To gain insight into the architecture of the RNAP backtracking complex we obtained a protein interaction network within the purified RNAP-core TFIIH-XPA-XPG complex by chemical crosslinking and mass-spectrometry (Fig. 33a). The complex was assembled by a large-scale in vitro transcription and backtracking reaction on a CPD containing DNA scaffold, followed by the removal of excess NER factors and NTPs via size-exclusion chromatography (Methods). Many crosslinks were detected within the core TFIIH–XPA–

XPG complex and between the RNAP subunits, however, crosslinks between the repair proteins and RNAP were rather scarce. It may be that the interface between RNAP and the backtracking machinery is quite small and largely mediated by DNA. Also, the complex with RNAP might be unstable and accompanied by a high rate of TFIIH dissociation, which could lead to more inefficient crosslinking. XPA crosslinks to the core TFIIH ATPases, TTDA and the N-terminus of p52 subunit, which is consistent with the structure we presented here (Fig. 14). XPG crosslinks to XPB and XPD, which is similar to other crosslinking data we acquired (Fig. 23). Interestingly, the XPB and XPA crosslink sites map to Rpb1, Rpb2, Rpb5 and Rpb9 RNAP subunits, mostly around the downstream DNA (Fig.

33b). This suggests that XPB binds the downstream DNA during TCR and pushes the lesion-arrested RNAP backwards by translocating on the DNA duplex towards RNAP.

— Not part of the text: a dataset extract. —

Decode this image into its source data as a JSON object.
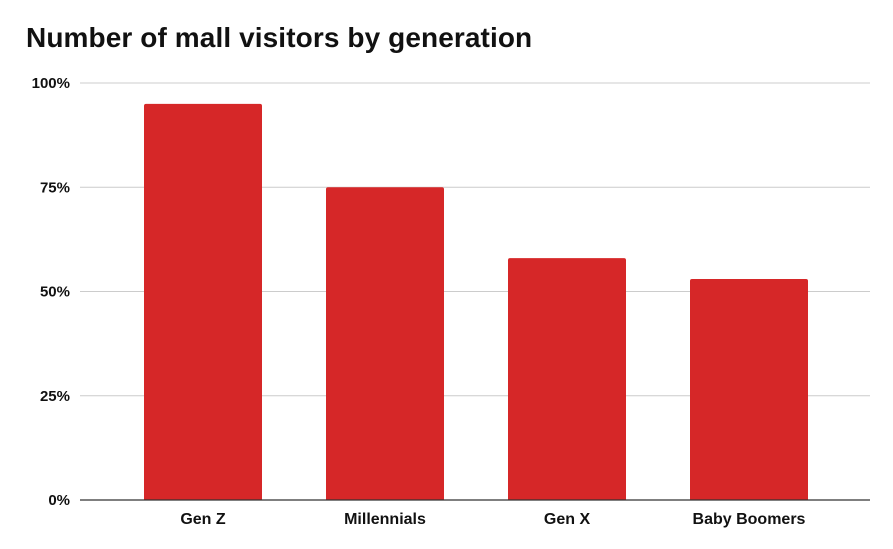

Since we observed that the backtracking of lesion arrested RNAP proceeds for exactly 29 nucleotides (Fig. 32b), it is tempting to speculate that XPB pushes RNAP backwards until it encounters the lesion. This would suggest that a lesion in the 5’-3’ DNA strand inhibits the XPB translocase activity while XPB migrates on the downstream DNA towards RNAP. To test this, we performed a double-strand DNA translocase assay using DNA templates which contain an internal biotin as a DNA lesion mimic placed in the 5’-3’

or the 3’-5’ DNA strand (Fig. 33c). Indeed, we observed a strong inhibition of XPB translocase activity when the lesion mimic was located in the 5’-3’ DNA strand but not when it was located in the 3’-5’ DNA strand, as also shown for the yeast XPB homologue Ssl2⁶⁹. Thus, during TCR, the XPB translocase activity might be employed for the removal of RNAP from the lesion site and for the subsequent verification of the lesion in the template strand. After the lesion verification, XPB may dissociate from the DNA and provide the space for lesion processing by the canonical NER pathway.